Among other studies to evaluate the tibiofemoral relationship in ACL-reconstructed knees, Papannagari et al. [36] and Deneweth et al. [9] reported that an abnormal tibiofemoral relationship was still evident 3–4 months after ACL reconstruction with anterior tibial translation. On the other hand, Kopf et al. [20] indicated that anatomic DB ACL reconstruction restored knee kinematics to normal. In this study, we evaluated the tibiofemoral relationship at 2 time points: 3 weeks and 6 months after anatomic TB ACL reconstruction. As a result, the tibia was over-constrained at 3 weeks but then returned to the normal position 6 months after surgery. The clinical relevance of this study is that anatomic tunnel placement, appropriate initial tension, and moderate rehabilitation can be the key for return to the normal tibiofemoral relationship after ACL reconstruction.

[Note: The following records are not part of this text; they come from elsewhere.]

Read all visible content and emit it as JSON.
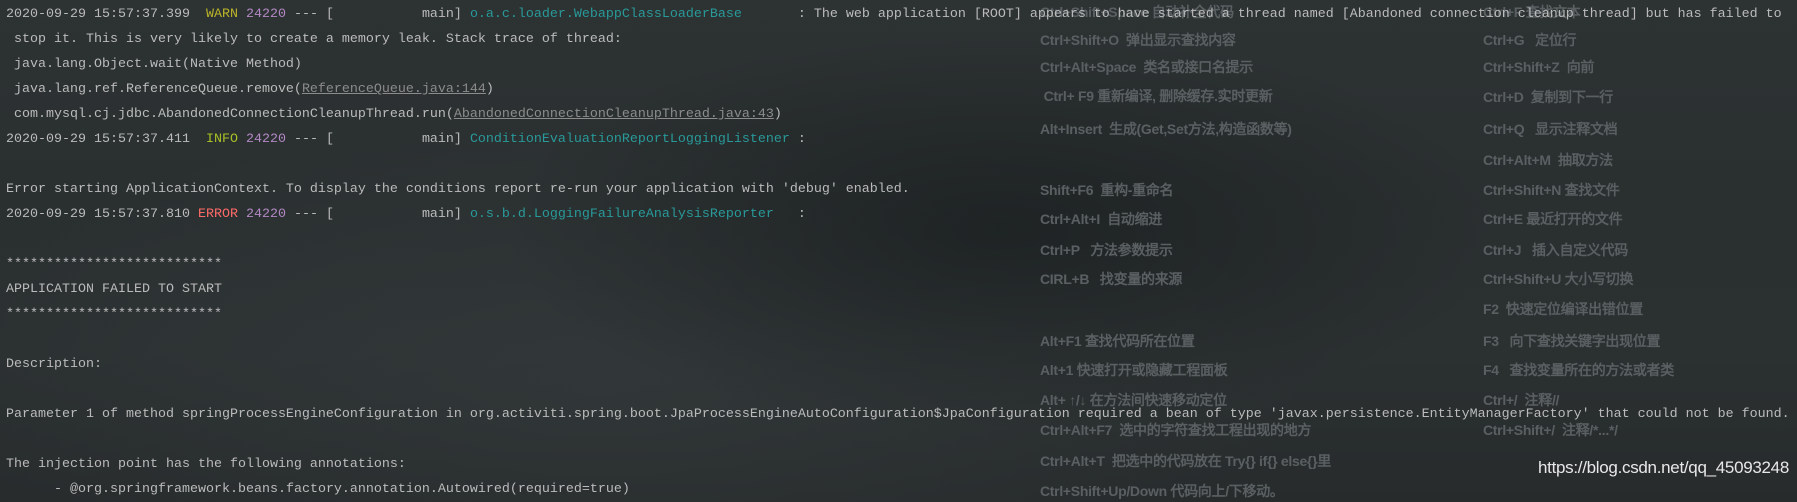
{
  "background_hotkeys": {
    "left": [
      "Ctrl+Shift+Space 自动补全代码",
      "Ctrl+Shift+O  弹出显示查找内容",
      "Ctrl+Alt+Space  类名或接口名提示",
      " Ctrl+ F9 重新编译, 删除缓存.实时更新",
      "Alt+Insert  生成(Get,Set方法,构造函数等)",
      "Shift+F6  重构-重命名",
      "Ctrl+Alt+I  自动缩进",
      "Ctrl+P   方法参数提示",
      "CIRL+B   找变量的来源",
      "Alt+F1 查找代码所在位置",
      "Alt+1 快速打开或隐藏工程面板",
      "Alt+ ↑/↓ 在方法间快速移动定位",
      "Ctrl+Alt+F7  选中的字符查找工程出现的地方",
      "Ctrl+Alt+T  把选中的代码放在 Try{} if{} else{}里",
      "Ctrl+Shift+Up/Down 代码向上/下移动。"
    ],
    "right": [
      "Ctrl+F 查找文本",
      "Ctrl+G   定位行",
      "Ctrl+Shift+Z  向前",
      "Ctrl+D  复制到下一行",
      "Ctrl+Q   显示注释文档",
      "Ctrl+Alt+M  抽取方法",
      "Ctrl+Shift+N 查找文件",
      "Ctrl+E 最近打开的文件",
      "Ctrl+J   插入自定义代码",
      "Ctrl+Shift+U 大小写切换",
      "F2  快速定位编译出错位置",
      "F3   向下查找关键字出现位置",
      "F4   查找变量所在的方法或者类",
      "Ctrl+/  注释//",
      "Ctrl+Shift+/  注释/*...*/"
    ]
  },
  "watermark": "https://blog.csdn.net/qq_45093248",
  "colors": {
    "warn": "#bbb529",
    "info": "#a8c023",
    "error": "#ff6b68",
    "pid": "#b389c5",
    "logger": "#299999",
    "text": "#bbbbbb"
  },
  "console": {
    "lines": [
      [
        {
          "t": "2020-09-29 15:57:37.399  "
        },
        {
          "t": "WARN",
          "c": "warn"
        },
        {
          "t": " "
        },
        {
          "t": "24220",
          "c": "pid"
        },
        {
          "t": " --- [           main] "
        },
        {
          "t": "o.a.c.loader.WebappClassLoaderBase",
          "c": "logger"
        },
        {
          "t": "       : The web application [ROOT] appears to have started a thread named [Abandoned connection cleanup thread] but has failed to"
        }
      ],
      [
        {
          "t": " stop it. This is very likely to create a memory leak. Stack trace of thread:"
        }
      ],
      [
        {
          "t": " java.lang.Object.wait(Native Method)"
        }
      ],
      [
        {
          "t": " java.lang.ref.ReferenceQueue.remove("
        },
        {
          "t": "ReferenceQueue.java:144",
          "c": "link"
        },
        {
          "t": ")"
        }
      ],
      [
        {
          "t": " com.mysql.cj.jdbc.AbandonedConnectionCleanupThread.run("
        },
        {
          "t": "AbandonedConnectionCleanupThread.java:43",
          "c": "link"
        },
        {
          "t": ")"
        }
      ],
      [
        {
          "t": "2020-09-29 15:57:37.411  "
        },
        {
          "t": "INFO",
          "c": "info"
        },
        {
          "t": " "
        },
        {
          "t": "24220",
          "c": "pid"
        },
        {
          "t": " --- [           main] "
        },
        {
          "t": "ConditionEvaluationReportLoggingListener",
          "c": "logger"
        },
        {
          "t": " :"
        }
      ],
      [],
      [
        {
          "t": "Error starting ApplicationContext. To display the conditions report re-run your application with 'debug' enabled."
        }
      ],
      [
        {
          "t": "2020-09-29 15:57:37.810 "
        },
        {
          "t": "ERROR",
          "c": "error"
        },
        {
          "t": " "
        },
        {
          "t": "24220",
          "c": "pid"
        },
        {
          "t": " --- [           main] "
        },
        {
          "t": "o.s.b.d.LoggingFailureAnalysisReporter",
          "c": "logger"
        },
        {
          "t": "   :"
        }
      ],
      [],
      [
        {
          "t": "***************************"
        }
      ],
      [
        {
          "t": "APPLICATION FAILED TO START"
        }
      ],
      [
        {
          "t": "***************************"
        }
      ],
      [],
      [
        {
          "t": "Description:"
        }
      ],
      [],
      [
        {
          "t": "Parameter 1 of method springProcessEngineConfiguration in org.activiti.spring.boot.JpaProcessEngineAutoConfiguration$JpaConfiguration required a bean of type 'javax.persistence.EntityManagerFactory' that could not be found."
        }
      ],
      [],
      [
        {
          "t": "The injection point has the following annotations:"
        }
      ],
      [
        {
          "t": "\t- @org.springframework.beans.factory.annotation.Autowired(required=true)"
        }
      ]
    ]
  }
}
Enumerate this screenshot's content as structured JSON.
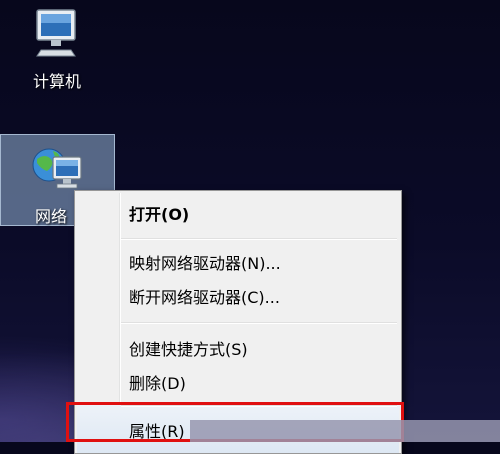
{
  "desktop": {
    "icons": [
      {
        "label": "计算机",
        "icon": "computer-icon"
      },
      {
        "label": "网络",
        "icon": "network-icon"
      }
    ]
  },
  "context_menu": {
    "items": [
      {
        "label": "打开(O)",
        "bold": true
      },
      {
        "label": "映射网络驱动器(N)..."
      },
      {
        "label": "断开网络驱动器(C)..."
      },
      {
        "label": "创建快捷方式(S)"
      },
      {
        "label": "删除(D)"
      },
      {
        "label": "属性(R)"
      }
    ],
    "highlighted_item": "属性(R)",
    "highlight_color": "#e01010"
  }
}
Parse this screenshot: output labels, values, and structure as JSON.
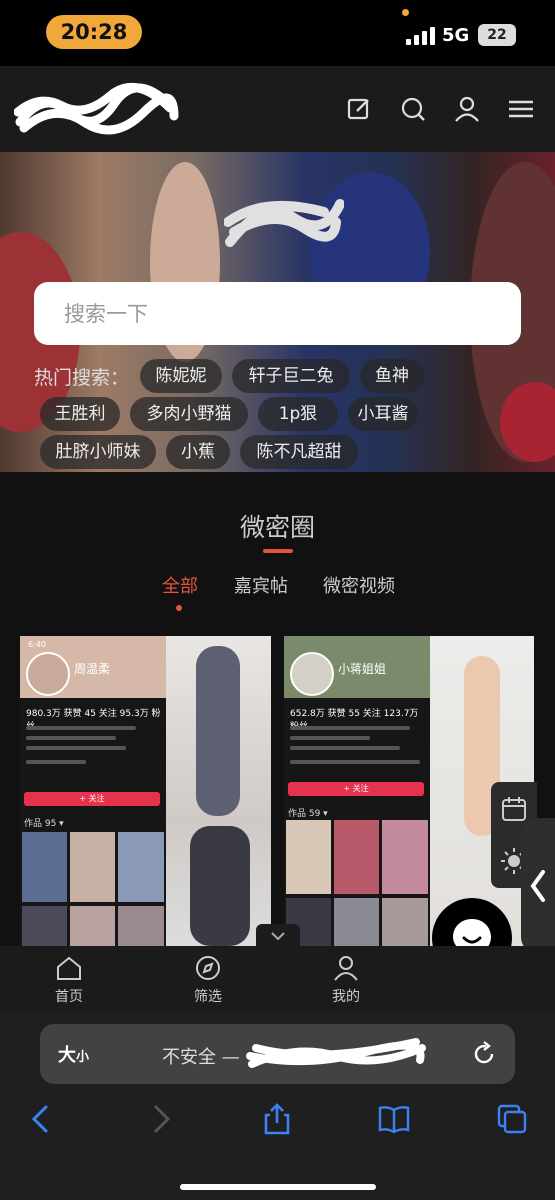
{
  "status_bar": {
    "time": "20:28",
    "network": "5G",
    "battery": "22"
  },
  "header": {
    "logo_alt": "scribbled-out site logo",
    "icons": [
      "edit-icon",
      "search-icon",
      "user-icon",
      "menu-icon"
    ]
  },
  "hero": {
    "search_placeholder": "搜索一下",
    "hot_label": "热门搜索：",
    "tags": [
      "陈妮妮",
      "轩子巨二兔",
      "鱼神",
      "王胜利",
      "多肉小野猫",
      "1p狠",
      "小耳酱",
      "肚脐小师妹",
      "小蕉",
      "陈不凡超甜"
    ]
  },
  "section": {
    "title": "微密圈",
    "tabs": [
      {
        "label": "全部",
        "active": true
      },
      {
        "label": "嘉宾帖",
        "active": false
      },
      {
        "label": "微密视频",
        "active": false
      }
    ]
  },
  "cards": [
    {
      "profile_name": "周温柔",
      "stats": "980.3万 获赞   45 关注   95.3万 粉丝",
      "works_label": "作品 95 ▾",
      "follow_label": "+ 关注",
      "status_time": "6:40"
    },
    {
      "profile_name": "小蒋姐姐",
      "stats": "652.8万 获赞   55 关注   123.7万 粉丝",
      "works_label": "作品 59 ▾",
      "follow_label": "+ 关注",
      "status_time": ""
    }
  ],
  "bottom_nav": [
    {
      "label": "首页",
      "icon": "home-icon"
    },
    {
      "label": "筛选",
      "icon": "compass-icon"
    },
    {
      "label": "我的",
      "icon": "profile-icon"
    }
  ],
  "browser": {
    "text_size_main": "大",
    "text_size_small": "小",
    "security_label": "不安全 —",
    "icons": [
      "back-icon",
      "forward-icon",
      "share-icon",
      "bookmarks-icon",
      "tabs-icon",
      "reload-icon"
    ]
  },
  "colors": {
    "accent": "#e5533d",
    "time_pill": "#f0a83a",
    "background": "#111111"
  }
}
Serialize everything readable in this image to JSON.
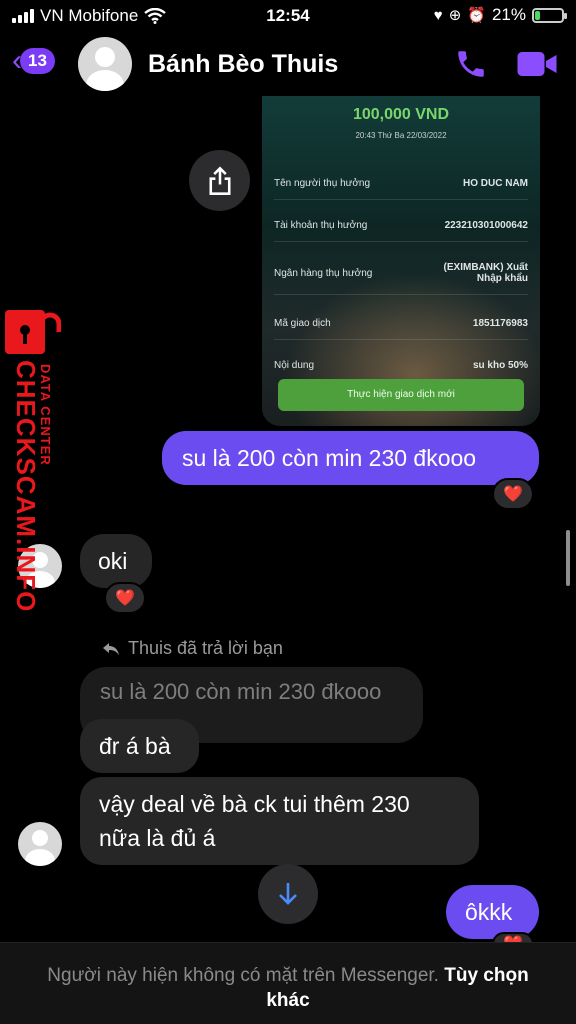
{
  "status_bar": {
    "carrier": "VN Mobifone",
    "time": "12:54",
    "battery": "21%",
    "battery_level": 0.21
  },
  "header": {
    "back_count": "13",
    "contact_name": "Bánh Bèo Thuis"
  },
  "receipt": {
    "amount": "100,000 VND",
    "datetime": "20:43 Thứ Ba 22/03/2022",
    "rows": [
      {
        "label": "Tên người thụ hưởng",
        "value": "HO DUC NAM"
      },
      {
        "label": "Tài khoản thụ hưởng",
        "value": "223210301000642"
      },
      {
        "label": "Ngân hàng thụ hưởng",
        "value": "(EXIMBANK) Xuất Nhập khẩu"
      },
      {
        "label": "Mã giao dịch",
        "value": "1851176983"
      },
      {
        "label": "Nội dung",
        "value": "su kho 50%"
      }
    ],
    "button": "Thực hiện giao dịch mới"
  },
  "messages": {
    "m1": "su là 200 còn min 230 đkooo",
    "m2": "oki",
    "reply_note": "Thuis đã trả lời bạn",
    "quoted": "su là 200 còn min 230 đkooo",
    "m3": "đr á bà",
    "m4_line1": "vậy deal về bà ck tui thêm 230",
    "m4_line2": "nữa là đủ á",
    "m5": "ôkkk"
  },
  "reaction": "❤️",
  "footer": {
    "note": "Người này hiện không có mặt trên Messenger.",
    "more": "Tùy chọn khác"
  },
  "watermark": {
    "word": "CHECKSCAM.INFO",
    "sub": "DATA CENTER"
  },
  "colors": {
    "accent": "#8c4dff",
    "outgoing_bubble": "#6b4cf0",
    "incoming_bubble": "#262626",
    "watermark": "#e8181c"
  }
}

There are some limitations in this study. First, we evaluated the tibiofemoral relationship in only 1 position: full extension. Although evaluation at various flexion angles might have been useful, previous reports showed the most significant difference at full extension between the normal and ACL-deficient knees [8, 36]. Therefore, the tibiofemoral relationship was investigated only at full extension. Second, we used only an operative technique: anatomic TB ACL reconstruction with 20 N of initial tension. We might have to compare the tibiofemoral relationship after TB technique with that after DB technique, while we have performed TB technique since 2004 because of morphological and biomechanical advantages. However, it may not matter which of SB, DB, or TB technique ACL is reconstructed with [19]. We consider that “anatomic reconstruction” including anatomic tunnel placement is the most important matter. In addition, although a different initial tension might have led to different results, excessive tension might have caused graft failure or articular cartilage degeneration. Therefore, we adopted 20 N as the minimally required initial tension. Third, our follow-up period was extended to only 6 months after surgery. According to the previous report [28], there was no significant change of the side-to-side difference in anterior knee laxity from 3 to 24 months after ACL reconstruction. Thus, the normal tibiofemoral relationship in this study was expected to continue beyond 6 months after surgery. However, we have to meticulously follow-up the tibiofemoral relationship and elucidate whether osteoarthritis will develop. Fourth, 1 patient underwent partial medial meniscectomy in this study. Musahl et al. [32] described that anterior tibial translation significantly increased in the ACL-deficient knee after total medial meniscectomy during Lachman examination. Thus, in order to demonstrate the superiority of ACL reconstruction, we should have recruited only the patients without meniscal tears. However, as the tibia was located posteriorly and rotated externally 3 weeks after surgery and returned to the normal position 6 months afterwards, partial meniscectomy had only a small effect on the result of this study. Finally, the sample size is small.

Conclusions

The anteriorly located and internally rotated tibia in ACL-deficient knees was over-constrained (posterior displacement and external rotation) 3 weeks after anatomic TB ACL reconstruction, but returned to the normal position 6 months afterwards. Therefore, anatomic tunnel placement, appropriate initial tension, and moderate rehabilitation can be the key for return to the normal tibiofemoral relationship after ACL reconstruction.